AITemplate uses environment variables to control the behavior of codegen and profiling. The environment variables used in AITemplate are listed here.
NUM_BUILDERS: The number of CPU jobs running in parallel during codegen. It controls both the profiler codegen and the final .so codegen. It’s set to 12 in NIGHTLY jobs. Internally, it’s set to 12 for normal tests and 24 for heavy tests. By default, the builder uses all the available CPUs for building.
AIT_RECOMPILE: If set to “0”, it skips compilation for the .so and reuses the previously compiled ones. It is used to speed up local testing. The default value is “1” to always recompile.
AIT_NDEBUG: If set to “1”, compile with NDEBUG, disabling debug assertions. Recommended for production builds. “1” by default.
AIT_COMPILER_OPT: The optimization level for a compiler, which is directly passed to the host compiler command line. AITemplate host code may be very light in certain cases, so there is nothing to optimize for a host compiler. Thus, there is no need to make host compiler perform time costly optimizations. It may be very useful to use “-O0” value for debugging GPU kernels. “-O3” by default.
AIT_TIME_COMPILATION: If set to “1”, time each make command at the compilation time. This helps us to do compilation time analysis. Requires to install time package.
CACHE_DIR: The directory for the profiling cache. If unset, it defaults to ~/.aitemplate.
FLUSH_PROFILE_CACHE: If set to “1”, it removes the cache file and recreates an empty one.
DISABLE_PROFILER_CODEGEN: Normally in CI we randomly choose two profilers to codegen.
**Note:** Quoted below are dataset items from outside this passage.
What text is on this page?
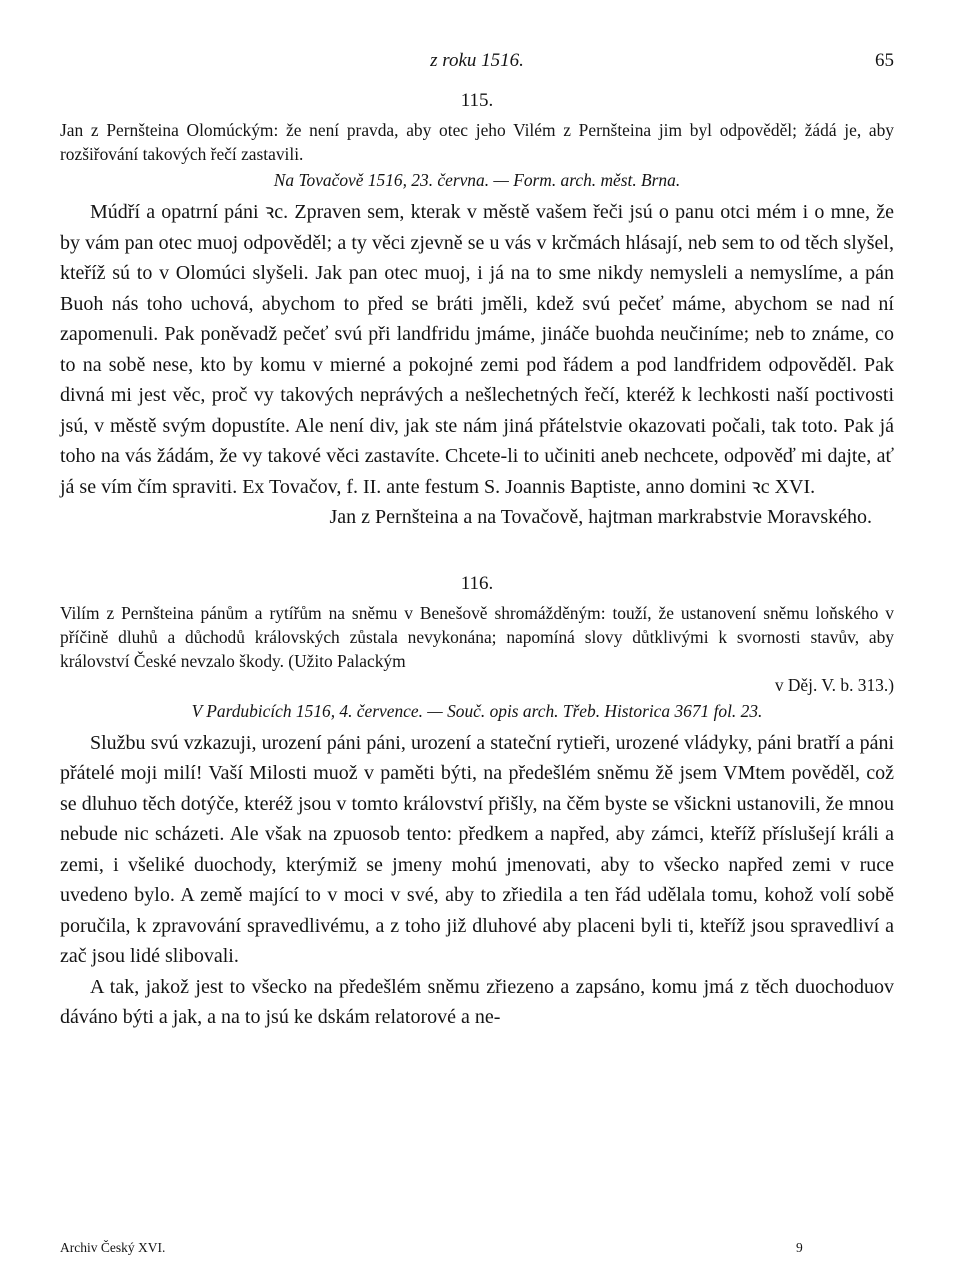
z roku 1516.	65
115.

Jan z Pernšteina Olomúckým: že není pravda, aby otec jeho Vilém z Pernšteina jim byl odpověděl; žádá je, aby rozšiřování takových řečí zastavili.

Na Tovačově 1516, 23. června. — Form. arch. měst. Brna.

Múdří a opatrní páni ꝛc. Zpraven sem, kterak v městě vašem řeči jsú o panu otci mém i o mne, že by vám pan otec muoj odpověděl; a ty věci zjevně se u vás v krčmách hlásají, neb sem to od těch slyšel, kteříž sú to v Olomúci slyšeli. Jak pan otec muoj, i já na to sme nikdy nemysleli a nemyslíme, a pán Buoh nás toho uchová, abychom to před se bráti jměli, kdež svú pečeť máme, abychom se nad ní zapomenuli. Pak poněvadž pečeť svú při landfridu jmáme, jináče buohda neučiníme; neb to známe, co to na sobě nese, kto by komu v mierné a pokojné zemi pod řádem a pod landfridem odpověděl. Pak divná mi jest věc, proč vy takových neprávých a nešlechetných řečí, kteréž k lechkosti naší poctivosti jsú, v městě svým dopustíte. Ale není div, jak ste nám jiná přátelstvie okazovati počali, tak toto. Pak já toho na vás žádám, že vy takové věci zastavíte. Chcete-li to učiniti aneb nechcete, odpověď mi dajte, ať já se vím čím spraviti. Ex Tovačov, f. II. ante festum S. Joannis Baptiste, anno domini ꝛc XVI.

Jan z Pernšteina a na Tovačově, hajtman markrabstvie Moravského.

116.

Vilím z Pernšteina pánům a rytířům na sněmu v Benešově shromážděným: touží, že ustanovení sněmu loňského v příčině dluhů a důchodů královských zůstala nevykonána; napomíná slovy důtklivými k svornosti stavův, aby království České nevzalo škody. (Užito Palackým
v Děj. V. b. 313.)

V Pardubicích 1516, 4. července. — Souč. opis arch. Třeb. Historica 3671 fol. 23.

Službu svú vzkazuji, urození páni páni, urození a stateční rytieři, urozené vládyky, páni bratří a páni přátelé moji milí! Vaší Milosti muož v paměti býti, na předešlém sněmu žě jsem VMtem pověděl, což se dluhuo těch dotýče, kteréž jsou v tomto království přišly, na čěm byste se všickni ustanovili, že mnou nebude nic scházeti. Ale však na zpuosob tento: předkem a napřed, aby zámci, kteříž příslušejí králi a zemi, i všeliké duochody, kterýmiž se jmeny mohú jmenovati, aby to všecko napřed zemi v ruce uvedeno bylo. A země mající to v moci v své, aby to zřiedila a ten řád udělala tomu, kohož volí sobě poručila, k zpravování spravedlivému, a z toho již dluhové aby placeni byli ti, kteříž jsou spravedliví a zač jsou lidé slibovali.

A tak, jakož jest to všecko na předešlém sněmu zřiezeno a zapsáno, komu jmá z těch duochoduov dáváno býti a jak, a na to jsú ke dskám relatorové a ne-

Archiv Český XVI.	9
If set to “1”, this flag disables profiler codegen completely to speed up long running tests so that the tests don’t time out. The default value is “0”.
CUDA_VISIBLE_DEVICES: This one is from CUDA itself. It’s used to set the number of GPU devices available for profiling. Set to “0,1,2,3,4,5,6,7” to speed up profiling. For benchmarking, it’s useful to set to a particular device to lower noise.
HIP_VISIBLE_DEVICES: This one is from ROCm itself. It’s used to set the number of GPU devices available for profiling. Set to “0,1,2,3,4,5,6,7” to speed up profiling. For benchmarking, it’s useful to set to a particular device to lower noise.
FORCE_PROFILE: If set to “1”, it will do profiling regarless in_ci_env and disable_profiler_codegen. For non-NIGHTLY CI, we do not do profiling, and we could use FORCE_PROFILE=1 in these CI to do runs with codegen, compile, and profile.
CI_FLAG: It is set to “CIRCLECI” in OSS CI to indicate we’re in OSS CI environment. The behavior of the profiler and codegen is different in CI to speed up testing. Profiling itself for gemm/conv ops is disabled in CI. But we still compile two random profilers to make sure the profiler codegen is not broken.
AIT_BUILD_DOCS: If set to “1”, it will create a fake CUDA target to enable doc building in Github Actions.
LOGLEVEL: It is used to control the logging level in Python. The default value is “INFO”. “DEBUG” is useful for debugging.
AIT_PLOT_SHORTEN_TENSOR_NAMES: If set to “1”, shorten too long tensor names for a plot of a model graph, thus making a plot much easier to analyze visually. “0” by default.